Book At Lunchtime welcomes Adriana X. Jacobs (Asian and Middle Eastern Studies) and Claire Williams (Medieval and Modern Languages) to discuss their recently published work, After Clarice; Reading Lispector's Legacy in the Twenty First Century (Legenda).
Forty years after her death, Clarice Lispector’s startling oeuvre continues to fascinate readers and scholars. Internationally acclaimed writers, from Hélène Cixous to Colm Tóibín, have acknowledged the transformative influence of her writing on their own work. Translations of her novels and short stories appear every year in many languages, making her one of the most widely translated and retranslated Portuguese-language writers of the twentieth century. After Clarice: Reading Lispector’s Legacy in the Twenty-First Century brings together scholars, authors, artists, and translators working in a wide range of languages and disciplines to address Lispector’s place, as a Brazilian writer, in twenty-first century configurations of world literature. It aims to evaluate the fluctuations and swerves in Lispector’s critical fortunes, focusing on the way her works have been reread and transformed in other languages, genres, and media.

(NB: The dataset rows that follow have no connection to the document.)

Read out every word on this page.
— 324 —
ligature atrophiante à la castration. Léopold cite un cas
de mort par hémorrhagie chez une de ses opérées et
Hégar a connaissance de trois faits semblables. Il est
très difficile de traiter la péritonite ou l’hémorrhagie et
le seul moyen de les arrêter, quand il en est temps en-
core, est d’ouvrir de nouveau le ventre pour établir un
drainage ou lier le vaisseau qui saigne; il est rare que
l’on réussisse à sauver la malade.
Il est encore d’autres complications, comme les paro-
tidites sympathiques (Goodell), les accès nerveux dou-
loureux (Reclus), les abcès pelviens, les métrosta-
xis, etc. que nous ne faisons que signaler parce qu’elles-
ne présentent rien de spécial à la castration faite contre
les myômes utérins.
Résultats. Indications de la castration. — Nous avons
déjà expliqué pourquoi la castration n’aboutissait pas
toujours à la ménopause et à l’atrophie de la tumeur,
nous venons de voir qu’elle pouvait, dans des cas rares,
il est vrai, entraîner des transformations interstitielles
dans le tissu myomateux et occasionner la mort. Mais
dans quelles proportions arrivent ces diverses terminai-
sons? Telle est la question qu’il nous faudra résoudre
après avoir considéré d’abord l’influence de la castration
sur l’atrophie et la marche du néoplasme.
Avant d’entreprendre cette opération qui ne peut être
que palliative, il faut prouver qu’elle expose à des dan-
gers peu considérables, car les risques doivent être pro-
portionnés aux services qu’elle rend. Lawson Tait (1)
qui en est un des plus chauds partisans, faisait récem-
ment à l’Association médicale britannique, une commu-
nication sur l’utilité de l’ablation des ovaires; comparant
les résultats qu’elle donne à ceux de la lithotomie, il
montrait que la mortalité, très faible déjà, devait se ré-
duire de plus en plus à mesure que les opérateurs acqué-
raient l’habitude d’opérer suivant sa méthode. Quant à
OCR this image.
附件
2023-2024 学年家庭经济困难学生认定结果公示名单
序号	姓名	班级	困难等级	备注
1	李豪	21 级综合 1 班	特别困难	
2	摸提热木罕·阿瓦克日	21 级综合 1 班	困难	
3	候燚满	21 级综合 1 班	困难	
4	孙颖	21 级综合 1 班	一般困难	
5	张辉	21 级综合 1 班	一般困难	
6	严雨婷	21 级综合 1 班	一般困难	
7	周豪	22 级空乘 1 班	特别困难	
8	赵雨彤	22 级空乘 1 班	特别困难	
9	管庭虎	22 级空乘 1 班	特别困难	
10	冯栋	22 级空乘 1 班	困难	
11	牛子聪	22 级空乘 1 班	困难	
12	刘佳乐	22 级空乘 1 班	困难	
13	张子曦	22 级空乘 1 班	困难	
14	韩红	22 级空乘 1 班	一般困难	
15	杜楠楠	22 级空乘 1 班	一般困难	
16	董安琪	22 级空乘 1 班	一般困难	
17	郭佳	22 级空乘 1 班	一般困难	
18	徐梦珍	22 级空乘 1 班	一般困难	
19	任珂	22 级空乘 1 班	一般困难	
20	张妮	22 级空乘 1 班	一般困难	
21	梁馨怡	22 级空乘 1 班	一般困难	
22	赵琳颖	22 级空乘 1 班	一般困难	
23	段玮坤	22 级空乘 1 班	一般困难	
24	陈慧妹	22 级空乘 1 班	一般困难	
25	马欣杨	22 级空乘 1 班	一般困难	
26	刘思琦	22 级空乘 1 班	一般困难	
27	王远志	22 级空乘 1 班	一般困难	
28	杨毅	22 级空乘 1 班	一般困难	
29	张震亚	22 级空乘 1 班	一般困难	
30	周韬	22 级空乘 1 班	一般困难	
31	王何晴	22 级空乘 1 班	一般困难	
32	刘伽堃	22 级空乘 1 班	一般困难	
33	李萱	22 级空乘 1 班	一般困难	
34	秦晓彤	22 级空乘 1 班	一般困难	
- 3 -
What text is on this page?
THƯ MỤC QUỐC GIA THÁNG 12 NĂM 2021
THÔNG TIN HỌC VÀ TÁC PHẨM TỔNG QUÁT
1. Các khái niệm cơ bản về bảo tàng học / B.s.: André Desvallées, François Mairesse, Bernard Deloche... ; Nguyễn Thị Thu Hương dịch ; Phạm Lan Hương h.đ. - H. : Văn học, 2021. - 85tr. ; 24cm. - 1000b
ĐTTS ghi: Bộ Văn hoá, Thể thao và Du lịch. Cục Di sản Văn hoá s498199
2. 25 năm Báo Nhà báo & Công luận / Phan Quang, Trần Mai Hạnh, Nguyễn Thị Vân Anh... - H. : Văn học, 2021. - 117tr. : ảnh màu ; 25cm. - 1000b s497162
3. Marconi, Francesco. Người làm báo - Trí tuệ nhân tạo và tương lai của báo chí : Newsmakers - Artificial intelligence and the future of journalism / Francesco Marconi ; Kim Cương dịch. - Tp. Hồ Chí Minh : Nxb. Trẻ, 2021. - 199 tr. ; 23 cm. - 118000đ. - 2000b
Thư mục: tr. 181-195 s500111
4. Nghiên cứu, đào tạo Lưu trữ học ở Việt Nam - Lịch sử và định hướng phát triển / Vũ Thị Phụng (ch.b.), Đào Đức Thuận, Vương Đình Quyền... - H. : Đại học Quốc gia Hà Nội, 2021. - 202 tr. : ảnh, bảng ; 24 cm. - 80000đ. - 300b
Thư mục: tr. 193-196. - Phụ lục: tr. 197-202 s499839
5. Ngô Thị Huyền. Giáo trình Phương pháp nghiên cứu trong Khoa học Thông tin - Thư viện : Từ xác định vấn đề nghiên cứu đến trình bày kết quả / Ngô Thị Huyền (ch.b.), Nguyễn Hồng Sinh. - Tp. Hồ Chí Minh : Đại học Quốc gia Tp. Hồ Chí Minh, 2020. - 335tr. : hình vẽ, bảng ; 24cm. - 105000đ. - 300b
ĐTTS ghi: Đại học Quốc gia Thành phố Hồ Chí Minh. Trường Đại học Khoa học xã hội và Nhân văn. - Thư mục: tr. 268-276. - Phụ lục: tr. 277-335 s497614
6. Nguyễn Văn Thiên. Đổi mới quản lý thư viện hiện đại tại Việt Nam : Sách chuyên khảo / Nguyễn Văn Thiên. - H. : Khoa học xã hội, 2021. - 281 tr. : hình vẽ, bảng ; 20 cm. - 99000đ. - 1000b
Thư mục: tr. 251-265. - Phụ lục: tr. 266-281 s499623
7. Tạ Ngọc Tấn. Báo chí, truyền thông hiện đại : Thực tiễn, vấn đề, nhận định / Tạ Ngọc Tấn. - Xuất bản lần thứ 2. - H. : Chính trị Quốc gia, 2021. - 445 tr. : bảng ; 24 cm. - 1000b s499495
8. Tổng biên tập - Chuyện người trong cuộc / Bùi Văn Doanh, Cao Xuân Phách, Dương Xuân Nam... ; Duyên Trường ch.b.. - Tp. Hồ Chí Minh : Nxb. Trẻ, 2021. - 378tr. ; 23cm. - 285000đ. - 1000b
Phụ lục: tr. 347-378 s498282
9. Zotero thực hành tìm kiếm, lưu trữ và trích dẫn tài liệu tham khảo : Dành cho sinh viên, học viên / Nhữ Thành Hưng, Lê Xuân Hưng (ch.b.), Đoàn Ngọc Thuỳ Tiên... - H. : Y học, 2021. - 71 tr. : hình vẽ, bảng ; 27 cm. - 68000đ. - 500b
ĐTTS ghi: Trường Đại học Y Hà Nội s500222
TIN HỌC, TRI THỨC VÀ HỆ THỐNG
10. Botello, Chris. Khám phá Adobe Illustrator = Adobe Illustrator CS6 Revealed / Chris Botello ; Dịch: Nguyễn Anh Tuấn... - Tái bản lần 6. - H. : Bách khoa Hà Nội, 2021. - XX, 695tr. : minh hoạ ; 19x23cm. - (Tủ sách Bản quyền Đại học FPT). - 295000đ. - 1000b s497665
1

Gathering scholarly articles, works of fiction and poetry, personal essays and archival material, this volume explores Lispector’s status as a Jewish writer; issues of identity, class, race, gender and sexuality in her work; translation and reception, as well as the politics of publishing and marketing Lispector for international readerships. In addition to her stories and novels, After Clarice also examines Lispector’s journalism, writing for children, interviews, music and visual art collaborations, and considers how these activities have garnered her new readers in a wide range of disciplines.
Adriana and Claire will be joined by an expert panel to discuss their work Professor Patrick McGuinness (Medieval and Modern Languages) and writer, actor and translator Magdalena Edwards
"After Clarice: Reading Lispector's Legacy in the Twenty-First Century, echoes the multiple meanings and functions of this kaleidoscope term in the ways it addresses the legacies of the life and works of Ukrainian-born naturalized Brazilain writer Clarice Lispector (1920-1977), one of the great Latin American writers of the twentieth century"
Adriana X Jacobs is an Associate Professor and Cowley Lecturer in Modern Hebrew Literature; Fellow, Oxford Centre for Hebrew and Jewish Studies.
Claire Williams is an Associate Professor, Brazilian Literature and Culture and Fellow of St Peter's College.